Ideally, the first thing that should happen would be for US CEO's to . . . and I'm just spitballing here, stop being so damned GREEDY, but since that's never going to happen -
* Stop giving tax incentives to corporations to move jobs/companies abroad. Byron Dorgan had a bill on this very issue (S 1284).
* Make it illegal for venture capitalists to be allowed to tell start-ups who they're required to hire.
* Push forward legislation that technologies developed by taxpayer-funded research (as virtually everything is) can be licensed only to American companies using local labor for, say, 10 years.
* Organize. Why there are so few labor unions for white collar workers is beyond me completely. I know there's WashTech or AEA, but there needs to be more.
* Keep or lower the caps on H1-b/L1 visas.
* Bring manufacturing back to the US in lower-cost areas. A weak nation is one that has no solid manufacturing base.
* Decide that companies with a large percentage of their workforce located overseas no longer qualify for lucrative "American-only" federal contracts.
* You start more pro-worker legislation and curb offshoring sharply, it will encourage more collegiate entries into the science and math fields. Common Sense 101: You can't expect kids to take up a career field when you're not giving them a single incentive (i.e. offshoring tech jobs, R&D, etc) to do so. No ROI, no math/science enrollment. It's that simple. Kids often ain't as stupid as you politicians are.
* Stop electing pro-corporate, anti-small-business, anti-employee and anti-union dickheads like the ones currently polluting the Blight House and Congress.

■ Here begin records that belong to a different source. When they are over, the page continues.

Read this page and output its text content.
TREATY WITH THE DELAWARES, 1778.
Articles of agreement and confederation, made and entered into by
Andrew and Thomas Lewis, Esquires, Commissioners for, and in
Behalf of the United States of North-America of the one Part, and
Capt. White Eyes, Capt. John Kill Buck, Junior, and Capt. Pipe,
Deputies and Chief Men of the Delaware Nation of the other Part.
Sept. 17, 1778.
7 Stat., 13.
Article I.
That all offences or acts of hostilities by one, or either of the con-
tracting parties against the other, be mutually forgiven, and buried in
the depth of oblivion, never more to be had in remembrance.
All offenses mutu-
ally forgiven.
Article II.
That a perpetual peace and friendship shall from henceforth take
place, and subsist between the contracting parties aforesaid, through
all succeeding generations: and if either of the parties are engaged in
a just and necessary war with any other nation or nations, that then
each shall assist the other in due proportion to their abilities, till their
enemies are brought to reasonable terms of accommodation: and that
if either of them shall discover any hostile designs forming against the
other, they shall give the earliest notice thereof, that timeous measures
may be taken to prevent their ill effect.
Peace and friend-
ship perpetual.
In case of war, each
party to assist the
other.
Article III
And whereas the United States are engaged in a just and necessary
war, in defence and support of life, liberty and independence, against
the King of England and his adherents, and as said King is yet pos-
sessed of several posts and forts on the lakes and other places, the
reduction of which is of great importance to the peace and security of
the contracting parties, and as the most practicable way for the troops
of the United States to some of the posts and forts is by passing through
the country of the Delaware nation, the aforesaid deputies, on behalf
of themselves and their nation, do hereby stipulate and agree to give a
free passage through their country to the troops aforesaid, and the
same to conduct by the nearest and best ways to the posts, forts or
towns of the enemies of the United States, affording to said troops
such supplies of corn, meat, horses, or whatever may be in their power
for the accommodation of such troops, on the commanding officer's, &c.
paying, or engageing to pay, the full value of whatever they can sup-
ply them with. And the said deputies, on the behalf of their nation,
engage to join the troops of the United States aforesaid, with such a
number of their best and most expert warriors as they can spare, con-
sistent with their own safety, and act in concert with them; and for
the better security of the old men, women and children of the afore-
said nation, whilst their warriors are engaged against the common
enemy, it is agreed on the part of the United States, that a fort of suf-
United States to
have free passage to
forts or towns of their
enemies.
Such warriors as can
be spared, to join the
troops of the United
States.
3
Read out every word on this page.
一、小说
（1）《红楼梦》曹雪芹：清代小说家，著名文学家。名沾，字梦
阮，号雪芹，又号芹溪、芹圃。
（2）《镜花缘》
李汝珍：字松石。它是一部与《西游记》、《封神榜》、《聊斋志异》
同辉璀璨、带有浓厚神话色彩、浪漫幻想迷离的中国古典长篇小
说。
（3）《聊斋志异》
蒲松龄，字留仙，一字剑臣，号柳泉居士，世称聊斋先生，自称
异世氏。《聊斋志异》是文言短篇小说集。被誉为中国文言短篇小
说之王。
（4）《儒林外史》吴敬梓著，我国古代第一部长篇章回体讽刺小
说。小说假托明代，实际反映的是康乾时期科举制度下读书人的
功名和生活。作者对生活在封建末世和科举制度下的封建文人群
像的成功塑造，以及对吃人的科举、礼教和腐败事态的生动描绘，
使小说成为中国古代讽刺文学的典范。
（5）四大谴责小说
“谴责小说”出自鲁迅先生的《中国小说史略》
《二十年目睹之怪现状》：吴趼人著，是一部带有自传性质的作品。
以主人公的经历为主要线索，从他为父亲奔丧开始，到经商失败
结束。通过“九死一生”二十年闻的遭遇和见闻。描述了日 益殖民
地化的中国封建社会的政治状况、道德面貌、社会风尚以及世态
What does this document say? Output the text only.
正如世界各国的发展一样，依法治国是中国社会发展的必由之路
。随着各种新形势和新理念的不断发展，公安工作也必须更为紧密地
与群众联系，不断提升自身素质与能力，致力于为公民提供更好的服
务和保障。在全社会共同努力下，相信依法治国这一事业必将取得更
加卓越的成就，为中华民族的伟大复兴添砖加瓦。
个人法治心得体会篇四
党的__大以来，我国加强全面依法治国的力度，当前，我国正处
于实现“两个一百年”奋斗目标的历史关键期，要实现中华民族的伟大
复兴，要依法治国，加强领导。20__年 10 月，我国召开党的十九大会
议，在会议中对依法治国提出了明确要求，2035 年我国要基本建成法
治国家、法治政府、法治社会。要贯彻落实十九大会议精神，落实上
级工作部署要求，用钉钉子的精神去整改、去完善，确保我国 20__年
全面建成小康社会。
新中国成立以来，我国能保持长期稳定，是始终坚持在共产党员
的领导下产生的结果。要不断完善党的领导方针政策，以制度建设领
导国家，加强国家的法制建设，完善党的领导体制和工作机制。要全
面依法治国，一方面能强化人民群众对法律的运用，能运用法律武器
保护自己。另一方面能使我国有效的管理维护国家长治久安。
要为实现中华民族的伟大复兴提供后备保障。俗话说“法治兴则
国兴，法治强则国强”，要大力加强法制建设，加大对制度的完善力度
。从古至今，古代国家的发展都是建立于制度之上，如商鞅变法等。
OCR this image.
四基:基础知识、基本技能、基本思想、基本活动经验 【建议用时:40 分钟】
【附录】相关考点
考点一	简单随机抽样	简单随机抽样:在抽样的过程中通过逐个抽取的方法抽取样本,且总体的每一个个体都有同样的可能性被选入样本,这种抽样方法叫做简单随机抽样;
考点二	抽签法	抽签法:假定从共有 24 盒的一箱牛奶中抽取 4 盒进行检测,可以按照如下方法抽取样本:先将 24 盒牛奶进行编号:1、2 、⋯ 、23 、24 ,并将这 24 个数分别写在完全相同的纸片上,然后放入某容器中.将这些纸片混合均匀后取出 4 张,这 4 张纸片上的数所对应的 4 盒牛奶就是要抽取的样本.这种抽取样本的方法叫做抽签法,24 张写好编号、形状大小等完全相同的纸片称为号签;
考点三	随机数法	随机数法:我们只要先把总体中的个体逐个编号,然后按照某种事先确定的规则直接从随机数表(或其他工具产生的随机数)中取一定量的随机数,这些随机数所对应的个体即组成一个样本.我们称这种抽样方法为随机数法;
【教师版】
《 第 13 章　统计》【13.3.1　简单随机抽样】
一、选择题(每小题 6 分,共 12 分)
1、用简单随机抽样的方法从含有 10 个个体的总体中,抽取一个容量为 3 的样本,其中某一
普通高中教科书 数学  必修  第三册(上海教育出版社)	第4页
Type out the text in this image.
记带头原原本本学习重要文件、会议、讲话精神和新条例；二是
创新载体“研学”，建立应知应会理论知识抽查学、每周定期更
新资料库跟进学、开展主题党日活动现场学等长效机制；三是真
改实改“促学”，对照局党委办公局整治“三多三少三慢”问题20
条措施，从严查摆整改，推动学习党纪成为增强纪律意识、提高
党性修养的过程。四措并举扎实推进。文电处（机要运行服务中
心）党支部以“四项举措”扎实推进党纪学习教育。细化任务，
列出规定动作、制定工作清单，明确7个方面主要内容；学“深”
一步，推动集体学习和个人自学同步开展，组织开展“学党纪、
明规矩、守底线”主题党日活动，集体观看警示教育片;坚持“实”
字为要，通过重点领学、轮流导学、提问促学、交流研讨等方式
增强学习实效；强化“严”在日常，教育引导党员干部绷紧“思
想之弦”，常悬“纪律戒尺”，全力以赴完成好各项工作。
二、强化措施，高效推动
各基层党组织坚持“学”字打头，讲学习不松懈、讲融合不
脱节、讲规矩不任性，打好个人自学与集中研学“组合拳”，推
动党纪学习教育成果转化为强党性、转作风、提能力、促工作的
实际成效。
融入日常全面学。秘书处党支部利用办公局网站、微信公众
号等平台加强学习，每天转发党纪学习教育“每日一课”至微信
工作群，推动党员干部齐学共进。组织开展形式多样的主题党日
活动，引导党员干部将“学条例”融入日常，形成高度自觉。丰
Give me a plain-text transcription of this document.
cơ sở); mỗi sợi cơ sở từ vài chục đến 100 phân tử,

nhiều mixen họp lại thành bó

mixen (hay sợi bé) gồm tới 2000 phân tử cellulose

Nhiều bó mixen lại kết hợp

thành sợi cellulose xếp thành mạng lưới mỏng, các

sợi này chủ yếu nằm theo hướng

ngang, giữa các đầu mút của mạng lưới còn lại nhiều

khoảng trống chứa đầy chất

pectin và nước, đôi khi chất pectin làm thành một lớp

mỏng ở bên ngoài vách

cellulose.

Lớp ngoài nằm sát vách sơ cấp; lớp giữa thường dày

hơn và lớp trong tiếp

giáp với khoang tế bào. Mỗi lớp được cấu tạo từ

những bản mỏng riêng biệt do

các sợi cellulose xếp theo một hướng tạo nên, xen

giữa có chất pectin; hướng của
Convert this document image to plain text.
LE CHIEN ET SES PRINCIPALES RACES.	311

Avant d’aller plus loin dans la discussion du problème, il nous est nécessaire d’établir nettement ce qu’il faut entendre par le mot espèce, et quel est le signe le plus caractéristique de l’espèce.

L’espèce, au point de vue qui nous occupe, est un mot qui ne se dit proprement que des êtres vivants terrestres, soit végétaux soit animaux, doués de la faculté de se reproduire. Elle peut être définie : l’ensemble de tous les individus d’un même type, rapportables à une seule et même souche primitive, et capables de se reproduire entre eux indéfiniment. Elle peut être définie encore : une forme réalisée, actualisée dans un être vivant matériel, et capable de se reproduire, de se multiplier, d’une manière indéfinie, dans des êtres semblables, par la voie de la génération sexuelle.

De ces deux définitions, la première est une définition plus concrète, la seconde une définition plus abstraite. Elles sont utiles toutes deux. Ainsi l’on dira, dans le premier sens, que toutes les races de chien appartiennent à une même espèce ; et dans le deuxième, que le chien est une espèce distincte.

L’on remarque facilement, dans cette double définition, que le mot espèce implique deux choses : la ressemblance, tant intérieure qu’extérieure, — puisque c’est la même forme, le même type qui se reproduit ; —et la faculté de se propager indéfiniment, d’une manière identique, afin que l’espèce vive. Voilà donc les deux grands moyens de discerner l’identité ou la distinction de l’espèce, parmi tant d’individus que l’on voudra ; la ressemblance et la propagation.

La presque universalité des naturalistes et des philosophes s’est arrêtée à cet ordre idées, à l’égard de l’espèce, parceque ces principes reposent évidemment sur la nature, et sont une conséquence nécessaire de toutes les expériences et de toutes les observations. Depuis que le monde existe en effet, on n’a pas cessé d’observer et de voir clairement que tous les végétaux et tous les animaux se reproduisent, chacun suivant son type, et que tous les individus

The Bush administration, however, isn't doing a damned thing to stop this practice. To add insult to injury, it is pushing to expand trade treaties under terms that will make it even easier for CEOs to get even richer by shipping more jobs overseas.
I also don't buy the canard of "retraining" since it doesn't often work in the real world. Increased globalization has reduced the lag time between the initial development of new technologies and the offshoring of most related jobs. It took more than 50 years between the invention of the automobile and the outsourcing of car production to low-wage countries. But even if American labs produce breakthroughs in new fields such as nano- and biotech, the vast majority of work -- both technical and production -- is already being sent abroad quickly. No amount of training will help us when those jobs leave the country.
If politicians know that retraining can't work, why do they continue to promote it? Easy: It gets the public off their backs. Instead of blaming the government, or the corporations that have eliminated so many jobs, the logic of "retraining" is to blame the victim. If you're out of work, don't complain, because IT'S YOUR FAULT. Just buck up and take responsibility for getting the skills you need. Ownership society truly does mean "You're on your own". If economists, industry pundits and financial analysts cannot point to a single industry that's creating a great deal of jobs and is sustainable for the time being, how is the average American worker expected to know?
I mean, what's left? Are we all going to have to become genome researchers or some other elaborate uber-career that takes over half a decade to train for?